Thursday – Build a realistic prototype

On Wednesday, you and your team created a storyboard. On Thursday, you’ll adopt a “fake it” philosophy to turn that storyboard into a prototype. A realistic façade is all you need to test with customers, and here’s the best part: by focusing on the customer-facing surface of your product or service, you can finish your prototype in just one day. On Thursday, you’ll also make sure everything is ready for Friday’s test by confirming the schedule, reviewing the prototype, and writing an interview script.

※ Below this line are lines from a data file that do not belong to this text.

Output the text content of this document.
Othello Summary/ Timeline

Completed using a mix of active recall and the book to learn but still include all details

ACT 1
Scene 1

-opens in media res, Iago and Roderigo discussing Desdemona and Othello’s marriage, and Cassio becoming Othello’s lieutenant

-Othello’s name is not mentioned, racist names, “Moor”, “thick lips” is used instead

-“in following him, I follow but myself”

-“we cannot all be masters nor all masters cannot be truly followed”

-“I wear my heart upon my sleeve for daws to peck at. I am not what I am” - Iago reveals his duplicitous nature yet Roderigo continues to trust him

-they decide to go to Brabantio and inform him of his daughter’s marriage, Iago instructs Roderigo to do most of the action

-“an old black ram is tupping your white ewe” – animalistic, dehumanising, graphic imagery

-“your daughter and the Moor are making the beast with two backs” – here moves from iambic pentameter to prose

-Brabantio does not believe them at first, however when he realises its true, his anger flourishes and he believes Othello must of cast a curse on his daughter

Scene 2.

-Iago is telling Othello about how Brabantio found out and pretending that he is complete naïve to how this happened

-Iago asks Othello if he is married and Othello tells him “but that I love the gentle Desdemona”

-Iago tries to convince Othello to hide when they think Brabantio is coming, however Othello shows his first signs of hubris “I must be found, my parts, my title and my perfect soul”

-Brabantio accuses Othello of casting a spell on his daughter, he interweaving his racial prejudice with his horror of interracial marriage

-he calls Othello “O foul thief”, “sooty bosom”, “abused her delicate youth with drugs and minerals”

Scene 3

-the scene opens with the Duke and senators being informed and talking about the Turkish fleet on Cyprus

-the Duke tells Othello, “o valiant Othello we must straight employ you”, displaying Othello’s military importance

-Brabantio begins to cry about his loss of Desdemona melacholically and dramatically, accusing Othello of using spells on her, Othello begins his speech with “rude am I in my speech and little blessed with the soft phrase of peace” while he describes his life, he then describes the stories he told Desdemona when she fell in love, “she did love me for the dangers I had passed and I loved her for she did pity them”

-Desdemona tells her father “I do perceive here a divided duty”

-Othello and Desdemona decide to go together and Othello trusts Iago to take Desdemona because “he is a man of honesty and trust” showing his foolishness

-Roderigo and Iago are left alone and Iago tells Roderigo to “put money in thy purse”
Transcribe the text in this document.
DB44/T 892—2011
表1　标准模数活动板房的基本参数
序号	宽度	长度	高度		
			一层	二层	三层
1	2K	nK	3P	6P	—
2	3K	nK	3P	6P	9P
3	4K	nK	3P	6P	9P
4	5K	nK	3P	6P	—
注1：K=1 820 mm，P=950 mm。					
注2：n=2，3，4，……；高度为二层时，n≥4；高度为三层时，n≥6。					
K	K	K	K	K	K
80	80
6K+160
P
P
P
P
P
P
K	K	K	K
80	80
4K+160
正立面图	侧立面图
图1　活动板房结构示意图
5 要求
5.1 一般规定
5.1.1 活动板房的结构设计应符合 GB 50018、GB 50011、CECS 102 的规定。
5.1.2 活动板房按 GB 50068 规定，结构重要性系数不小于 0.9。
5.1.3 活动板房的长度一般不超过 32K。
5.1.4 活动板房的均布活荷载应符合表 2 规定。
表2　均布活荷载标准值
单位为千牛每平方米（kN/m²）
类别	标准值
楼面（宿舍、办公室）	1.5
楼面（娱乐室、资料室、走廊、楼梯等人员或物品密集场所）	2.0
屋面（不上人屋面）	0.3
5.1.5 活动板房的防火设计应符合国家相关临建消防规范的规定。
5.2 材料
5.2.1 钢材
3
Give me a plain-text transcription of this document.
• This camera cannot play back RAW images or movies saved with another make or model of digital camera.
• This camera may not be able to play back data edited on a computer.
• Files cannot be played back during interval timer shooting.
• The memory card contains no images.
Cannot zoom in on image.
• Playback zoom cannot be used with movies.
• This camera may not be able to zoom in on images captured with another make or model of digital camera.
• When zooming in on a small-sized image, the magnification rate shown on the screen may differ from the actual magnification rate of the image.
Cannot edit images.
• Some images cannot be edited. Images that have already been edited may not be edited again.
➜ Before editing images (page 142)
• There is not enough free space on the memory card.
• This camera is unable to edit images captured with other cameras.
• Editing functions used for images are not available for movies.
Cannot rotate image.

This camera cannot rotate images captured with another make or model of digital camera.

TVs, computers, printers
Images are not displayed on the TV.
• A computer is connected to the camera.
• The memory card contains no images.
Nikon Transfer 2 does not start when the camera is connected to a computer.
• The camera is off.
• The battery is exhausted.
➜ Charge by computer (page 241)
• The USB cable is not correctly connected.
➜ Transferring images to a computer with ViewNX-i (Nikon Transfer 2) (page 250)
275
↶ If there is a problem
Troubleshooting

Friday – Test with target customers

Your sprint began with a big challenge, an excellent team—and not much else. By Friday, you’ve created promising solutions, chosen the best, and built a realistic prototype. That alone would make for an impressively productive week. But you’ll take it one step further as you interview customers and learn by watching them react to your prototype. This test makes the entire sprint worthwhile: At the end of the day, you’ll know how far you have to go, and you’ll know just what to do next.

Outcomes

Our most important goal, to create a deep common and deep understanding of the business problem space as well as the capabilities and possibilities of the AI/ML technology was more than achieved. Above that, the diverse group really enjoyed participating in the workshop, learning a lot, and together took the ownership of the problem and the solution development. By the end of the week we had a massive amount of documented knowledge of the problem and solution space, interesting inspiration from competing solutions, many ideas, plenty of different solution designs, flow maps and scenarios, an interactive high fidelity prototype, and plenty of feedback from the target user community which was represented throughout the entire sprint. Running a sprint was an experiment in itself but it proved to be very successful and I will certainly repeat it with other teams for other challenges.